C + + notes-pointers and references

• Interview One: What is the difference between a pointer and a reference?

  Answer:

  • (1) Non-null difference. References to null values cannot be used under any circumstances. So if you use a variable and point it to an object, but that variable may not point to any object at some point, you should declare the variable as a pointer, because you can assign a null value to the variable. Conversely, if the variable is definitely pointing to an object, such as your design does not allow the variable to be empty, then you can declare the variable as a reference. The fact that there are no references to null values means that using the referenced code is more efficient than using pointers.

    (2) The difference of legality. You do not need to test the legitimacy of a reference before using it. Instead, the pointer should always be tested to prevent it from being empty.

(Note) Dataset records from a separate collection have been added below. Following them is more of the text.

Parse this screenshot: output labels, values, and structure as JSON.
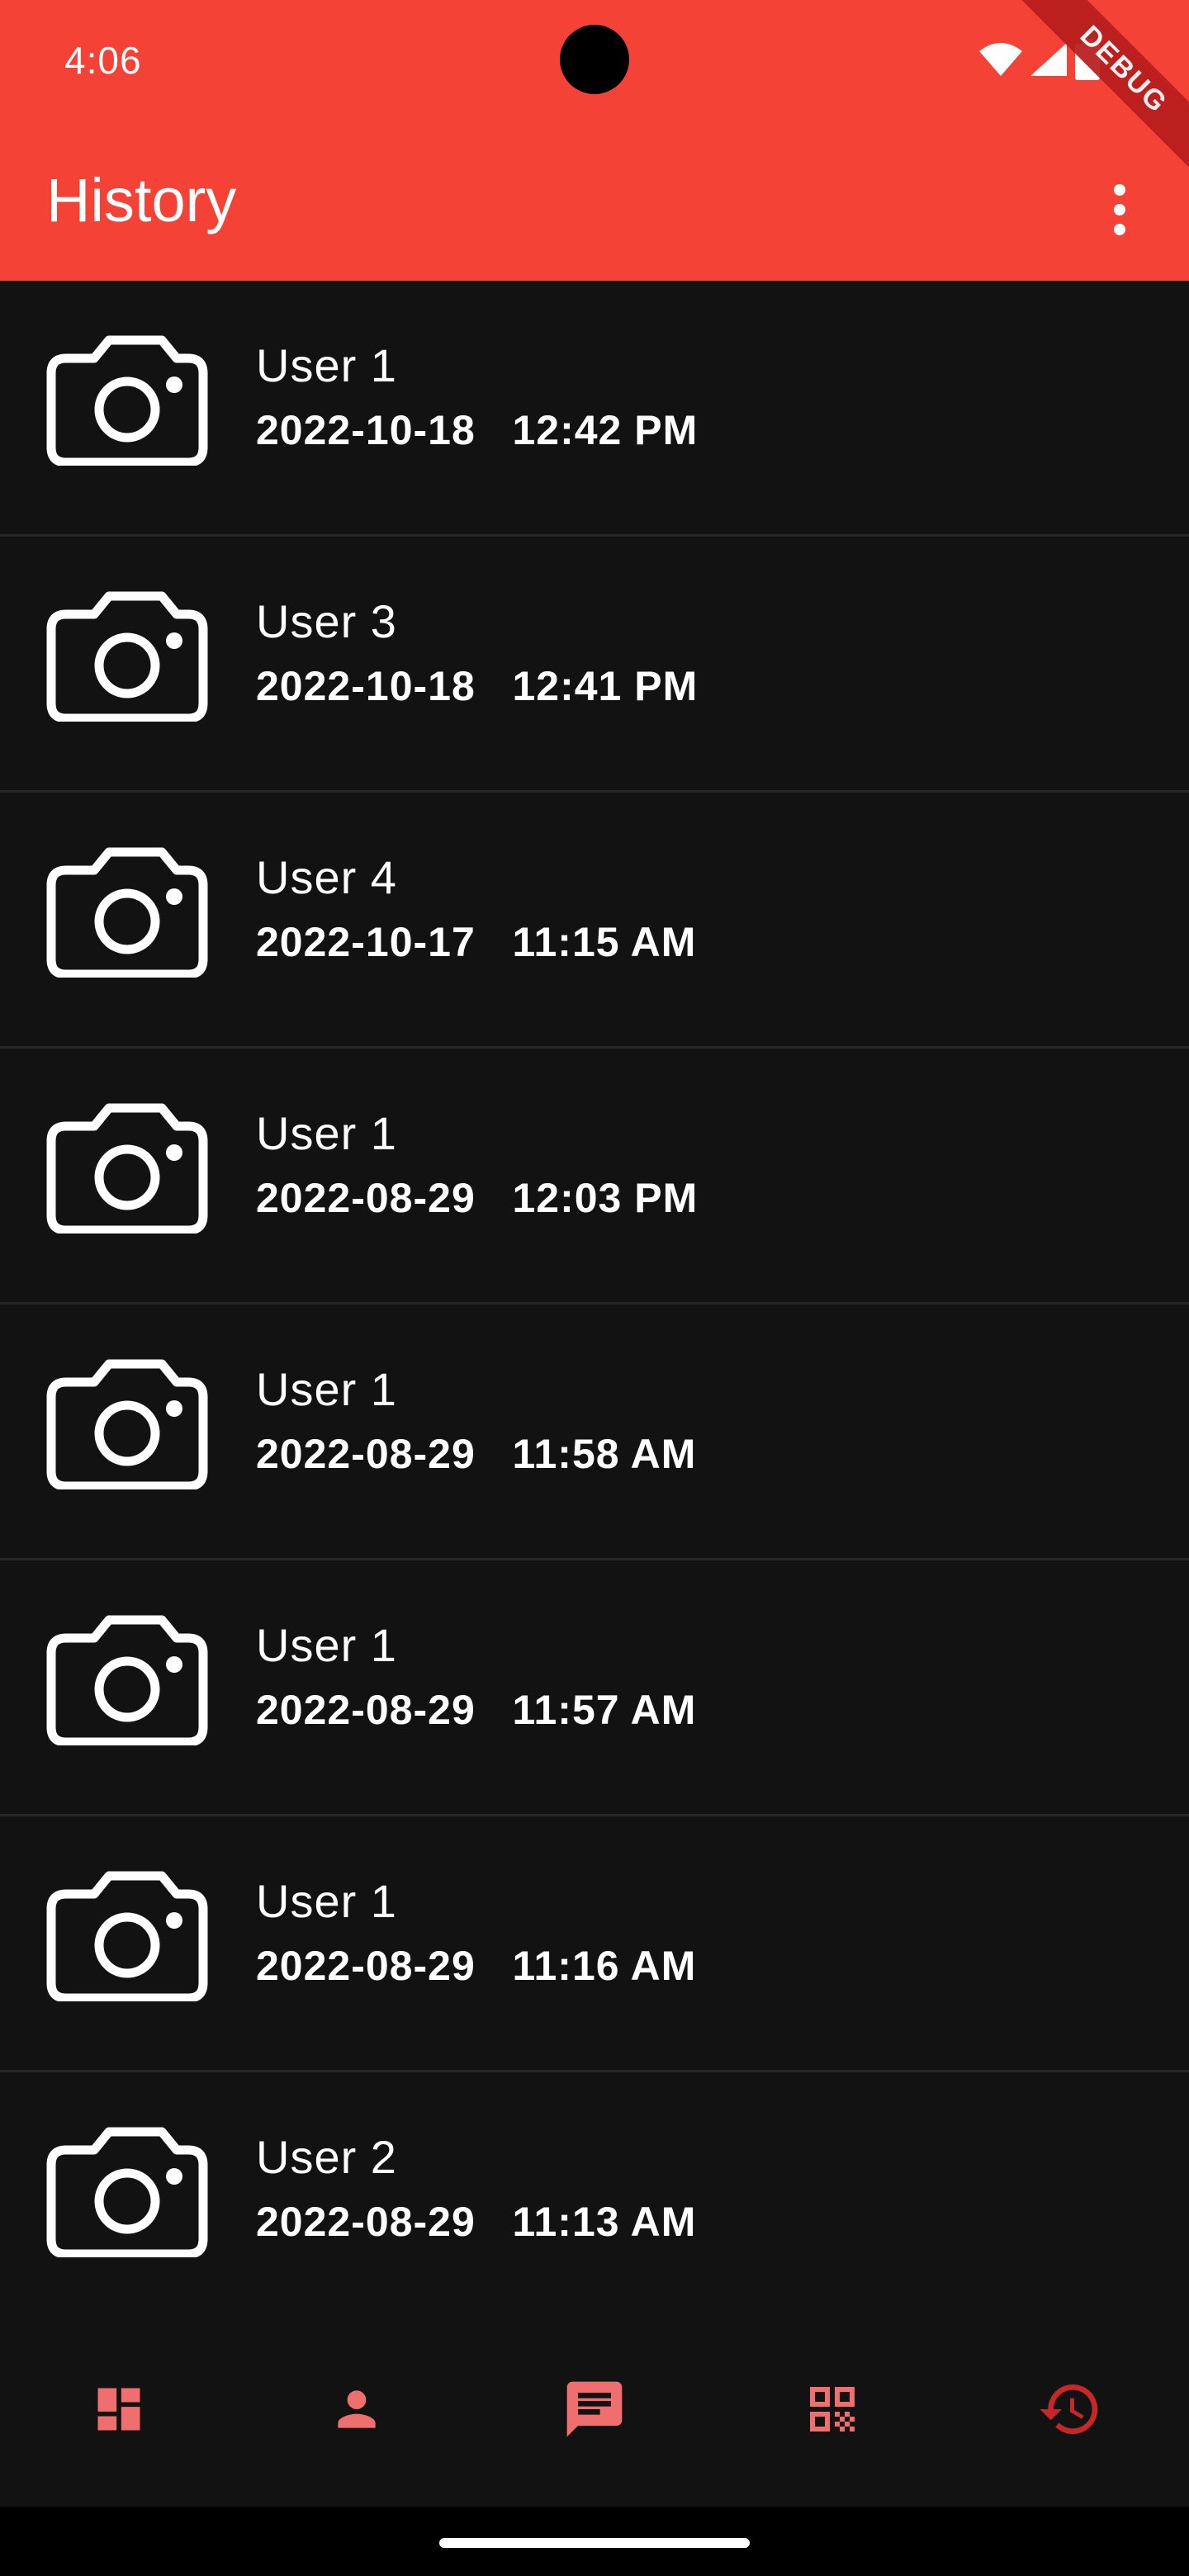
{
  "status_bar": {
    "time": "4:06",
    "debug_label": "DEBUG"
  },
  "app_bar": {
    "title": "History",
    "menu_icon": "more-vert-icon"
  },
  "history": [
    {
      "user": "User 1",
      "date": "2022-10-18",
      "time": "12:42 PM",
      "icon": "camera-icon"
    },
    {
      "user": "User 3",
      "date": "2022-10-18",
      "time": "12:41 PM",
      "icon": "camera-icon"
    },
    {
      "user": "User 4",
      "date": "2022-10-17",
      "time": "11:15 AM",
      "icon": "camera-icon"
    },
    {
      "user": "User 1",
      "date": "2022-08-29",
      "time": "12:03 PM",
      "icon": "camera-icon"
    },
    {
      "user": "User 1",
      "date": "2022-08-29",
      "time": "11:58 AM",
      "icon": "camera-icon"
    },
    {
      "user": "User 1",
      "date": "2022-08-29",
      "time": "11:57 AM",
      "icon": "camera-icon"
    },
    {
      "user": "User 1",
      "date": "2022-08-29",
      "time": "11:16 AM",
      "icon": "camera-icon"
    },
    {
      "user": "User 2",
      "date": "2022-08-29",
      "time": "11:13 AM",
      "icon": "camera-icon"
    }
  ],
  "bottom_nav": {
    "items": [
      {
        "icon": "dashboard-icon",
        "selected": false
      },
      {
        "icon": "person-icon",
        "selected": false
      },
      {
        "icon": "chat-icon",
        "selected": false
      },
      {
        "icon": "qr-code-icon",
        "selected": false
      },
      {
        "icon": "history-icon",
        "selected": true
      }
    ]
  },
  "colors": {
    "accent": "#F44336",
    "nav_inactive": "#EF6F6F",
    "nav_active": "#C62828",
    "background": "#121212",
    "text": "#FFFFFF"
  }
}
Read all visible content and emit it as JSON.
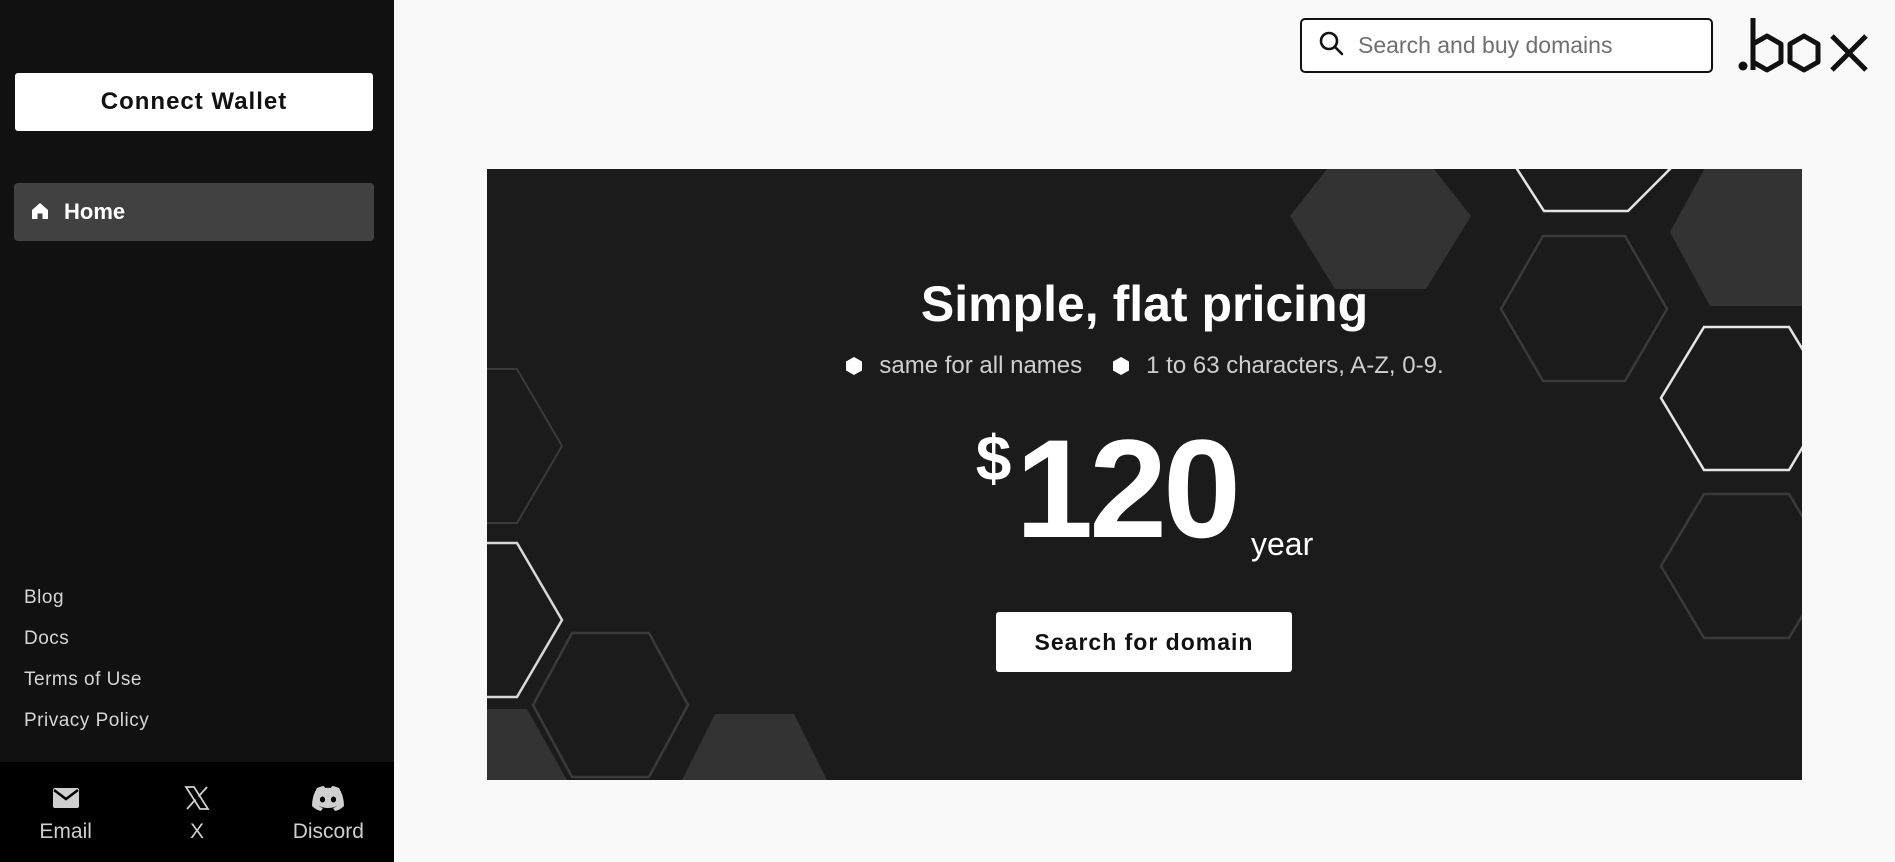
{
  "sidebar": {
    "connect_label": "Connect Wallet",
    "nav": [
      {
        "label": "Home",
        "icon": "home-icon"
      }
    ],
    "footer_links": [
      "Blog",
      "Docs",
      "Terms of Use",
      "Privacy Policy"
    ],
    "social": [
      {
        "label": "Email",
        "icon": "mail-icon"
      },
      {
        "label": "X",
        "icon": "x-icon"
      },
      {
        "label": "Discord",
        "icon": "discord-icon"
      }
    ]
  },
  "header": {
    "search_placeholder": "Search and buy domains",
    "logo_text": ".box"
  },
  "hero": {
    "title": "Simple, flat pricing",
    "bullets": [
      "same for all names",
      "1 to 63 characters, A-Z, 0-9."
    ],
    "currency": "$",
    "price": "120",
    "unit": "year",
    "cta_label": "Search for domain"
  },
  "colors": {
    "sidebar_bg": "#111111",
    "nav_active_bg": "#414141",
    "hero_bg": "#1b1b1b",
    "page_bg": "#f9f9f9"
  }
}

    (3) The difference can be modified. Another important difference between pointers and references is that pointers can be re-assigned to point to another different object. But the reference always points to the object that was specified at initialization and cannot be changed later, but the contents of the specified object can be changed.
    
    
    

• Interview question two: Which of the following 5 functions can be successfully exchanged for two numbers?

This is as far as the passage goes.